Anthony Sant, sales & marketing director of AO Recycling, which is linked to the online electricals retailer AO, issued the call at the WEEE Conference in London yesterday (21 June) which was organised by letsrecycle.com.

Also during the conference, delegates discussed the current WEEE (waste electrical and electronic equipment) market and demand for WEEE from local authority sites.
During his presentation, Mr Sant claimed that the fridge processing sector has suffered due to a lack of investment in plants, and suggested that a ratings system would encourage producers to pay more for processing and encourage investment in the sector.
He said: “Under the current operating system producers know that their end of life fridges are being processed but they don’t know to what standard.
“The lack of investment in UK’s fridge processing means there are simply not the plants to consistently deal with the number of fridges and, more importantly, to a standard that meets the high expectations of producers. At the moment there is no clear picture about who is doing a good job and who isn’t.”
Standards
Mr Sant also claimed that a ratings scheme would ‘raise standards’ among processors.
He said: “A ratings system would be one way that producers and their producer compliance schemes could be reassured that the processor they are using is delivering what they expect. It would help expose bad practice and push the industry to working to the highest possible recovery standards.
“For this to work, we need to be prepared to invest in new plants and upgrade existing. This can only be funded by producers committing to paying more for processing in return for the reassurance about quality and capacity.”
The conference also heard from Chris Chandler senior waste manager for Devon county council, who outlined some of the challenges in handling WEEE from a local authority perspective.
Demand
Mr Chandler claimed that since changes to the WEEE system, demand for WEEE from local authority civic amenity sites has dropped.
He explained that the council had been unable to secure a compliant bid when tendering a contract for the collection of WEEE from CA sites across Devon. Instead the council used ‘WEEE Regulation 34’ which in effect forces a compliance scheme to collect WEEE from the collection sites.
However, he claimed that this arrangement has given Devon council ‘less control’ over the collection of WEEE from its sites.

Mr Chandler said: “Local authorities aren’t feeling particularly loved in terms of the market, the overall market has gone from good to poor and the pendulum has swung from one end of the spectrum to the other. I think there needs to be a halfway house.
“WEEE is all about producer responsibility and we think that producers should bear all of the WEEE costs and that the current system does not reflect the true costs.”
Allocation
Also speaking during the conference, Mark Dempsey sustainability manager at IT manufacturer Hewlett Packard, who claimed that adopting an allocation system for producer WEEE obligations could provide a solution to a lack of demand for WEEE from councils.
He said: “Before 2015 we had very little linkage between producers and what was being collected by producer compliance schemes.

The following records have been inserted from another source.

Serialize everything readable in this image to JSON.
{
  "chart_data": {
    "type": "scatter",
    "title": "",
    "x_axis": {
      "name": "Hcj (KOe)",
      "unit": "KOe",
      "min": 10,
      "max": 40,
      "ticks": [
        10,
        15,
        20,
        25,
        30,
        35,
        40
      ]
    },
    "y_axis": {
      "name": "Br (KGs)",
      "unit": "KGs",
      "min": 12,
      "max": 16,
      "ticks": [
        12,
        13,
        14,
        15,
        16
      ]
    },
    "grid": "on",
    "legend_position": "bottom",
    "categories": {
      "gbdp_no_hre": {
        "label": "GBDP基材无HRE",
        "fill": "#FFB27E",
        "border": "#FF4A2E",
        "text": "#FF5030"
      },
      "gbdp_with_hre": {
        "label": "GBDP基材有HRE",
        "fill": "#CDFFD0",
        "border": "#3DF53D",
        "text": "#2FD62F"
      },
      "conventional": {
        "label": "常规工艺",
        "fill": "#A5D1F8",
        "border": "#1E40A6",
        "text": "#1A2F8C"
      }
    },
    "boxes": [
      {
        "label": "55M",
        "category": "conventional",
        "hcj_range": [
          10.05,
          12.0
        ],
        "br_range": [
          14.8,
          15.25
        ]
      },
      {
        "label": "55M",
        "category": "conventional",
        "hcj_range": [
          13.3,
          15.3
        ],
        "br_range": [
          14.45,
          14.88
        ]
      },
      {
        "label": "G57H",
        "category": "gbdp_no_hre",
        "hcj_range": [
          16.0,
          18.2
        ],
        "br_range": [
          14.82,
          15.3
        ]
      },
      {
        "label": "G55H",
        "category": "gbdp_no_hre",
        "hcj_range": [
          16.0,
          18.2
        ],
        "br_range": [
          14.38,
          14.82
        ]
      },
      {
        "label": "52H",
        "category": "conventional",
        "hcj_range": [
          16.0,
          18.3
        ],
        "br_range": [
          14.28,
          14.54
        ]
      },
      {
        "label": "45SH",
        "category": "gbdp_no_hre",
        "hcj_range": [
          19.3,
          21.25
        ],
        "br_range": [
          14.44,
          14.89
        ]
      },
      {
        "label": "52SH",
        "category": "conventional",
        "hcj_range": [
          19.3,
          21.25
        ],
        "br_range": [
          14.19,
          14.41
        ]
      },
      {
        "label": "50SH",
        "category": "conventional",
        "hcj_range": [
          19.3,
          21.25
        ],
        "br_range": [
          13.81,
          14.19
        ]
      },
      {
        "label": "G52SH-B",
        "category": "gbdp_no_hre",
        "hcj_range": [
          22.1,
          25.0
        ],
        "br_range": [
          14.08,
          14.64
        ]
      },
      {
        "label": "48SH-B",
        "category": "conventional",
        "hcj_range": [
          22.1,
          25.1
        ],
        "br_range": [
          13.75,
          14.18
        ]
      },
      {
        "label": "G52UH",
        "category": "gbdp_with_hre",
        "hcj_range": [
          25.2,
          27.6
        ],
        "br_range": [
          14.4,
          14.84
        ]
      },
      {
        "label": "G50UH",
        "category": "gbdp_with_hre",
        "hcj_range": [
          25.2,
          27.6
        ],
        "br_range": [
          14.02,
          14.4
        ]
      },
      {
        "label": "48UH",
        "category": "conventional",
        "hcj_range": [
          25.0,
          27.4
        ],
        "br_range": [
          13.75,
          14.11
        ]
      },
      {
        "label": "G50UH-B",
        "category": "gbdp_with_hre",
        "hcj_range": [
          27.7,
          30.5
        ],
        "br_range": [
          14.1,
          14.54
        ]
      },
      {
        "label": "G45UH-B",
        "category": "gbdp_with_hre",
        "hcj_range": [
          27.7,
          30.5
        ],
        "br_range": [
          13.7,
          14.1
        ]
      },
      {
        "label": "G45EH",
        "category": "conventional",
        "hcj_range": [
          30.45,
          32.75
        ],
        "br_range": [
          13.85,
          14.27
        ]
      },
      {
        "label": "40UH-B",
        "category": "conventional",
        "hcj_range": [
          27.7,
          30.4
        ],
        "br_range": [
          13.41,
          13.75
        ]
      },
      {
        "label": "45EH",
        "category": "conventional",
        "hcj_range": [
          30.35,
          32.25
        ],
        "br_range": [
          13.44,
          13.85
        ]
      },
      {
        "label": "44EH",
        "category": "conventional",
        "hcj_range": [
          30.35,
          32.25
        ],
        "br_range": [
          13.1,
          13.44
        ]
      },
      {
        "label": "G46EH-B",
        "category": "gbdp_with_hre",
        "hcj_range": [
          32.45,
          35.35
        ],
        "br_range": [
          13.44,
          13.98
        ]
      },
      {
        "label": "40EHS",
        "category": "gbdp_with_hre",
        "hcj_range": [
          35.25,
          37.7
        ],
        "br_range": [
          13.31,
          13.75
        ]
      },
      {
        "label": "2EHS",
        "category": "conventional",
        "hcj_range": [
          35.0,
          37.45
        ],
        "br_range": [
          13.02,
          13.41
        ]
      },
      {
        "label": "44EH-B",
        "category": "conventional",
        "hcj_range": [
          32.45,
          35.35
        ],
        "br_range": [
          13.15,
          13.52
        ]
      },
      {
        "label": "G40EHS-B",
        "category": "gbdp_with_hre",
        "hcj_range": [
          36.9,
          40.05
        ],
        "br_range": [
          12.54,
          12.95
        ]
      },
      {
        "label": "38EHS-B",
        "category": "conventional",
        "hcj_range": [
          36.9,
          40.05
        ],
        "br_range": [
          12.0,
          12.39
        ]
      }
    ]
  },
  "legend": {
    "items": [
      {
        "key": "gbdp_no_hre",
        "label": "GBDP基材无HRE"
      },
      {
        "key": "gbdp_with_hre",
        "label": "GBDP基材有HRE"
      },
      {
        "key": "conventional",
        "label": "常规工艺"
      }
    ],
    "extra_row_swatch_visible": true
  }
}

What happened was that some compliance schemes collected lots of WEEE and others couldn’t get enough and there was an imbalance. The reforms of the UK system have gone some way to addressing that issue but I think we could go further.
“We can build on some of the good practice from Europe which uses a system of ‘matching’ – matching obligations of producers with the WEEE that is arising at local authorities and ensures that those local authorities get collection in a fair and equitable way.”